Database Management Error Correction

+9 votes
539 views
I do not understand why more of the errors are not being corrected the more efficient way which is by behind-the-scenes database management.  If this was discussed, i guess I missed it.

We are loading pages one at a time when a database manager could do a global replace operation on every corresponding value in an entire field in one step in the same amount of time it takes us to do one or two.  I don't know who other than  Chris has this kind of access but recruiting help should be a possibility if needed.

Would it help if we identify data values that would be most appropriate for global replace?  Do you need help writing SQL query commands?
in WikiTree Tech by M Anonymous G2G6 Mach 4 (47.1k points)
retagged by Dorothy Barry
I completely agree!  Especially with things like capitalization and Y death location.   I'm mentioned it before in some other threads, but hopefully this will jump start something.

I agree 200%

It takes 10 minutes to upload 2000 unsourced profiles and 300 man hours to correct it => 

1800 times more work correcting and be a good WikiTree citizen compared to be on the dark unsourced side ;-)

I suggest we change that and start correcting 1800 times faster than the people upload ;-) The Database Errors project has made clear WikiTree is not 100% correct and if we add structured information a computer can find out that human makes mistakes...

I think WikiTree should help the correcting force and make the evil unsourced force life tougher

Using a more efficient way of correcting is to be bold and if we look on what some people think how to react on the Database Error Project errors some say always to be polite but most people say Bold for most errors

what about issuing a warning that in 6 months, unless an objection is recorded, profiles will be "corrected" automatically?
I am in favor of that model.
many of us DO want to make the corrections ourselves but we do not know how to do it  as so many of your questions have shown. you know how because you have been working on it ^ we do appreciate all you do, so just help us to know how to go about it.

thanks,

2 Answers

+7 votes
 
Best answer
Mikey, Automating the correction of the errors in the database could be not only dangerous but could add more errors than it fixes. Just this morning someone proposed a merge of two siblings on my watchlist that had very similar names, the exact same birth date along with the same parents but it took looking further to find that they had differing death dates that were not sourced at the time of the proposal. If someone was not paying attention and the merge had been completed then we would have had to create another profile for the one that was merged away. Giving the power to make global changes quickly to someone could result in changes being made that could have just as much potential for error as the situation I described above but on a much larger scale. I hope that we keep on the slow pace the database error project is moving at so that we do not make a large number of unresearched changes and unwittingly do even greater damage to the database.
by Dale Byers G2G Astronaut (1.3m points)
selected by Bea Wijma
True. The computer automation can quickly flag potential errors. Then its best for human eyes to review and correct.
But surely there is an in between?  Are there any legit reasons the gedcom import shouldn't sanitize all capital names, or Y/Yes death locations?  

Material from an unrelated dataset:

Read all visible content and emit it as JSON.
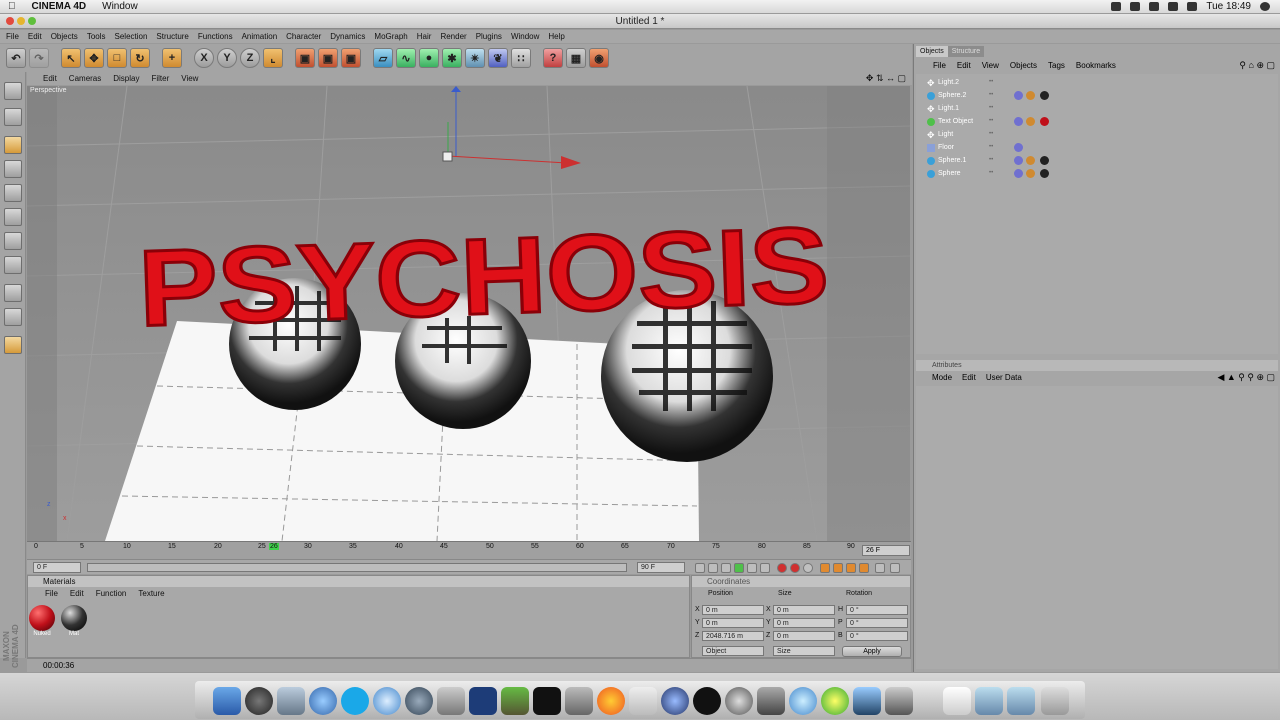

There are a lot of errors on there that need reasoning to correct, but some of them are pure housekeeping.

I think there are a lot of low hanging fruits

The discussion at WikiTree must start getting precise. Just saying No is not an answer ;-)

Some examples which I feel are a non issue and just a waste of our time. In the long run I think WikiTree is getting bad reputation that we don't correct obvious things

  1. Empty profiles (size=0) not marked unsourced?
  2. Having Y in the location field
  3. Having Unknown in the location field
  4. Having just ????? in the name fields
  5. Automatic mark links to Ancestry that needs log in with a link template ==> subscription needed)
  6. Automatic mark links to Ancestry that are empty  a link template ==> non working link warning)
  7. Automatic mark links not working with a template ==> non working link warning) see dead link template
  8. .....

I tag this G2G entry bots bot_update_discussion

Example of a bot change I found that corrected characters see change log -  log entry and a long G2G discussion

Feels the profile Westphal-71 still has issue as when you do edit there is a lot of text not displayed Hm

  • The issue is that some historical GED imports from 2010 (possibly other years) seem to include a special character that cannot be read. As such, the whole profile becomes unreadable and it appears to the regular user that "Nobody has entered anything".
     
Dale hits the nail on the head.

And there is another reason: limited resources. We have very few internal resources at WikiTree. I am very cautious about letting WikiTree's expenses grow too quickly. We're committed to always being free. This means that the team is very small. We strive to empower volunteers wherever possible. This is why Aleš is such a hero.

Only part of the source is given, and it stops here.